From: Webster's Revised Unabridged Dictionary (1913)

 Wear, v. t. [imp. Wore p. p. Worn p. pr. & vb. n. Wearing. Before the 15th century wear was a weak verb, the imp. & p. p. being Weared.]
 1. To carry or bear upon the person; to bear upon one's self, as an article of clothing, decoration, warfare, bondage, etc.; to have appendant to one's body; to have on; as, to wear a coat; to wear a shackle.
    What compass will you wear your farthingale?   --Shak.
 On her white breast a sparkling cross she wore,
 Which Jews might kiss, and infidels adore.   --Pope.
 2. To have or exhibit an appearance of, as an aspect or manner; to bear; as, she wears a smile on her countenance.  “He wears the rose of youth upon him.”
 His innocent gestures wear
 A meaning half divine.   --Keble.
 3. To use up by carrying or having upon one's self; hence, to consume by use; to waste; to use up; as, to wear clothes rapidly.
 4. To impair, waste, or diminish, by continual attrition, scraping, percussion, on the like; to consume gradually; to cause to lower or disappear; to spend.
    That wicked wight his days doth wear.   --Spenser.
    The waters wear the stones.   --Job xiv. 19.
 5. To cause or make by friction or wasting; as, to wear a channel; to wear a hole.
 6. To form or shape by, or as by, attrition.
    Trials wear us into a liking of what, possibly, in the first essay, displeased us.   --Locke.
 To wear away, to consume; to impair, diminish, or destroy, by gradual attrition or decay.
 To wear off, to diminish or remove by attrition or slow decay; as, to wear off the nap of cloth.
 To wear on or To wear upon, to wear. [Obs.] “[I] weared upon my gay scarlet gites [gowns.]” --Chaucer.
 To wear out. (a) To consume, or render useless, by attrition or decay; as, to wear out a coat or a book. (b) To consume tediously. To wear out miserable days.” --Milton. (c) To harass; to tire. “[He] shall wear out the saints of the Most High.” --Dan vii. 25. (d) To waste the strength of; as, an old man worn out in military service.
 To wear the breeches. See under Breeches. [Colloq.]
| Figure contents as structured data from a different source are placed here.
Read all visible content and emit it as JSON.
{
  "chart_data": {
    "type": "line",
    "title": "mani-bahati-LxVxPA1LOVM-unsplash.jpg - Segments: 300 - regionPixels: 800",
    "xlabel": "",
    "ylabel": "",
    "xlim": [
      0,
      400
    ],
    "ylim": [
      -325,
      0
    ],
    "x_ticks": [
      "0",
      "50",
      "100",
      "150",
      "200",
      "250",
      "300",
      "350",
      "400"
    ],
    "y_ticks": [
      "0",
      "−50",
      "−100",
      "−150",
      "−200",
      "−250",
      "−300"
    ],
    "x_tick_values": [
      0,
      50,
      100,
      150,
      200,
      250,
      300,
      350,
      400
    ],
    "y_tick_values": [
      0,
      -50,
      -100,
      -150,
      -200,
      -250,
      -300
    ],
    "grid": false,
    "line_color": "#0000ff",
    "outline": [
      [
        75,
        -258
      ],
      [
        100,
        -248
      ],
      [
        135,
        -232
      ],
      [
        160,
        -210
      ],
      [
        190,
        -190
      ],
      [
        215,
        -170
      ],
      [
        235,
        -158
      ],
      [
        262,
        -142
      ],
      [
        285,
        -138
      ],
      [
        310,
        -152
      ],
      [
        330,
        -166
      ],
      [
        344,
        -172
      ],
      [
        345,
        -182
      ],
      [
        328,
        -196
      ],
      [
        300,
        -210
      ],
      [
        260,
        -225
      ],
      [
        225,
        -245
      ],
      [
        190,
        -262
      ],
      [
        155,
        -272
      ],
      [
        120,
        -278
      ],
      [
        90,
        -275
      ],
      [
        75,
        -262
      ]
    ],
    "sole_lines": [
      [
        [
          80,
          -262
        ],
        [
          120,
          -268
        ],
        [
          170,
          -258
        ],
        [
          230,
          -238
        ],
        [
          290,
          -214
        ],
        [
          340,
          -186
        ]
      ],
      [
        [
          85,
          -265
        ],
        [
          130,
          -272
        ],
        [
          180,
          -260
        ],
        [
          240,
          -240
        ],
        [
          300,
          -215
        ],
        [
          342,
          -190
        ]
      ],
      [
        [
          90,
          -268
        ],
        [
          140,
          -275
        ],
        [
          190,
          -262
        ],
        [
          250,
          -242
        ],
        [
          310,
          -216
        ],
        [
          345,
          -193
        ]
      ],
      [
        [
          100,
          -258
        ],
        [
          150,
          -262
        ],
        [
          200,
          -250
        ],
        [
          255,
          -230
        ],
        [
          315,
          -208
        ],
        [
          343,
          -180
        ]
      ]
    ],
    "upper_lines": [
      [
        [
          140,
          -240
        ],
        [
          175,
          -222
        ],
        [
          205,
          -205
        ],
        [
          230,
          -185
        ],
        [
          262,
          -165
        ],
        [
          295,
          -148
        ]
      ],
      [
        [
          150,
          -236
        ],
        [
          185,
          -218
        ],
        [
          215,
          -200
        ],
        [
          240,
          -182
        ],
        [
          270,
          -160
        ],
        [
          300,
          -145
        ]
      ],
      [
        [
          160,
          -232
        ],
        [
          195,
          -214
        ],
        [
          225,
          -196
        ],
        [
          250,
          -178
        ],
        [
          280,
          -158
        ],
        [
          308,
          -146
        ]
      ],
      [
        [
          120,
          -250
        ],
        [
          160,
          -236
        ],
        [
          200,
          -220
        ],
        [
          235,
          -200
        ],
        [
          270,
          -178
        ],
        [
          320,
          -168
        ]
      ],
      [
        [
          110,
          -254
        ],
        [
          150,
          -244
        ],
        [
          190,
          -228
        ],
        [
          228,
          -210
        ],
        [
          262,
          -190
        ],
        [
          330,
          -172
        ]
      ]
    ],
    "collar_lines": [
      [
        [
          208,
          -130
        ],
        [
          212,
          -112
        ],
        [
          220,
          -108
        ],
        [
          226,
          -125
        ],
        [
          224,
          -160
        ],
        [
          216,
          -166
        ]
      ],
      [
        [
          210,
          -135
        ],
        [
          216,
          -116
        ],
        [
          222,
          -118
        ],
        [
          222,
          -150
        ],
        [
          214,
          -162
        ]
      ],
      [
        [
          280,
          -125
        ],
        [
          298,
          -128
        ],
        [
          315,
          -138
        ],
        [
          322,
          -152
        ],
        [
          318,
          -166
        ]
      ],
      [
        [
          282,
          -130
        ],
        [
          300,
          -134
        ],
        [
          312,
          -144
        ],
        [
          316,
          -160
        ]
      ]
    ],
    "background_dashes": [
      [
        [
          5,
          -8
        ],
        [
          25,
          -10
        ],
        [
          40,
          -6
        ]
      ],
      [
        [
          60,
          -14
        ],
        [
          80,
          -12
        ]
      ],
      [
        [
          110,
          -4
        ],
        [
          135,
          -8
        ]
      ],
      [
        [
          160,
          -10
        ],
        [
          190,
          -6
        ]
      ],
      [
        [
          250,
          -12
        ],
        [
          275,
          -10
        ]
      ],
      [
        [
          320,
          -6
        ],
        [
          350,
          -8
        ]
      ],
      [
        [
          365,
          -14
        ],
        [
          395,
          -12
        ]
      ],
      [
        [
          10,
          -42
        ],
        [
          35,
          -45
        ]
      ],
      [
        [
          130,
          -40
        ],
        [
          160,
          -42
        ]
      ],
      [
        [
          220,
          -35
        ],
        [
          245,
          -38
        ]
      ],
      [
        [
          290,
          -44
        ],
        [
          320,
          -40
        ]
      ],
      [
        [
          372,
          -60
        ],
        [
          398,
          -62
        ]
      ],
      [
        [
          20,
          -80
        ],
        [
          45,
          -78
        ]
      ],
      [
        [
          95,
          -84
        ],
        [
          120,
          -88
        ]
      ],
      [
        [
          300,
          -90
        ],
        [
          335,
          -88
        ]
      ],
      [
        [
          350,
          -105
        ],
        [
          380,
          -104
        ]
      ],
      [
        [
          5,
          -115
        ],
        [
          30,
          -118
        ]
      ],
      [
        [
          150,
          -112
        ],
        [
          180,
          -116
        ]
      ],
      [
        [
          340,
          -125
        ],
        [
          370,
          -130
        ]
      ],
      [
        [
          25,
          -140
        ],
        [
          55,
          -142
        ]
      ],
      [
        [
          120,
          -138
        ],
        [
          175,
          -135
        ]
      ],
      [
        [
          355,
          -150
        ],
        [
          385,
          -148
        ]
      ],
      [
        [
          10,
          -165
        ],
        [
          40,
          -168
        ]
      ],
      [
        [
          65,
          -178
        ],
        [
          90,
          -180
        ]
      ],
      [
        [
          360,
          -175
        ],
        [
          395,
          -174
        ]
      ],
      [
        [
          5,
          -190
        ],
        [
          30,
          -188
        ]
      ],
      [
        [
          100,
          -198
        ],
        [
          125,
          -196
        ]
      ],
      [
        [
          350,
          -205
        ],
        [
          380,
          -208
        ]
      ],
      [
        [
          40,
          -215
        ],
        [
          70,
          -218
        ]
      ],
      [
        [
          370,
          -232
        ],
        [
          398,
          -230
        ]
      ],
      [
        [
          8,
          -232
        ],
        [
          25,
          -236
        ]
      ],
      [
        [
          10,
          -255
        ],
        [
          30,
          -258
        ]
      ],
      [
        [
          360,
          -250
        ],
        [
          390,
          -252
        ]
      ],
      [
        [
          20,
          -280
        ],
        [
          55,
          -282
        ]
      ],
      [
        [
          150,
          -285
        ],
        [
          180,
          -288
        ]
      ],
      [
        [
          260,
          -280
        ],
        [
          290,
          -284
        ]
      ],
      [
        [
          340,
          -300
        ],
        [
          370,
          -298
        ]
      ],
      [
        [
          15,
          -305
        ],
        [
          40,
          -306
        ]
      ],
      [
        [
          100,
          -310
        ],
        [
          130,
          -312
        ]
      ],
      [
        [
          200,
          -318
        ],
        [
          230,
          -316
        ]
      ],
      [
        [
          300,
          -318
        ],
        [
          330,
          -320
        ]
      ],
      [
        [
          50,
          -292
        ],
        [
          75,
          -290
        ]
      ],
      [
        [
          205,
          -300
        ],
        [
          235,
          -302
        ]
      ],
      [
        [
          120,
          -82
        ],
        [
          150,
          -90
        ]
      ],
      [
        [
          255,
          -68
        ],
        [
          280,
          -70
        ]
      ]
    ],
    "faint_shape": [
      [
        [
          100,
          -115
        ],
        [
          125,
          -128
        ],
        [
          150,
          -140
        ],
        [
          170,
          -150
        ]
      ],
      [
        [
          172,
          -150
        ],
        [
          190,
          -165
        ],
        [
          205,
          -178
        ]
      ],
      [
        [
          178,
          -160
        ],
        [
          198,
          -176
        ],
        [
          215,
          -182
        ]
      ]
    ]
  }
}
From: Webster's Revised Unabridged Dictionary (1913)

 Wear, v. i.
 1. To endure or suffer use; to last under employment; to bear the consequences of use, as waste, consumption, or attrition; as, a coat wears well or ill; -- hence, sometimes applied to character, qualifications, etc.; as, a man wears well as an acquaintance.
 2. To be wasted, consumed, or diminished, by being used; to suffer injury, loss, or extinction by use or time; to decay, or be spent, gradually.  “Thus wore out night.”
    Away, I say; time wears.   --Shak.
    Thou wilt surely wear away, both thou and this people that is with thee.   --Ex. xviii. 18.
    His stock of money began to wear very low.   --Sir W. Scott.
    The family . . . wore out in the earlier part of the century.   --Beaconsfield.
 To wear off, to pass away by degrees; as, the follies of youth wear off with age.
 To wear on, to pass on; as, time wears on. --G. Eliot.
 To wear weary, to become weary, as by wear, long occupation, tedious employment, etc.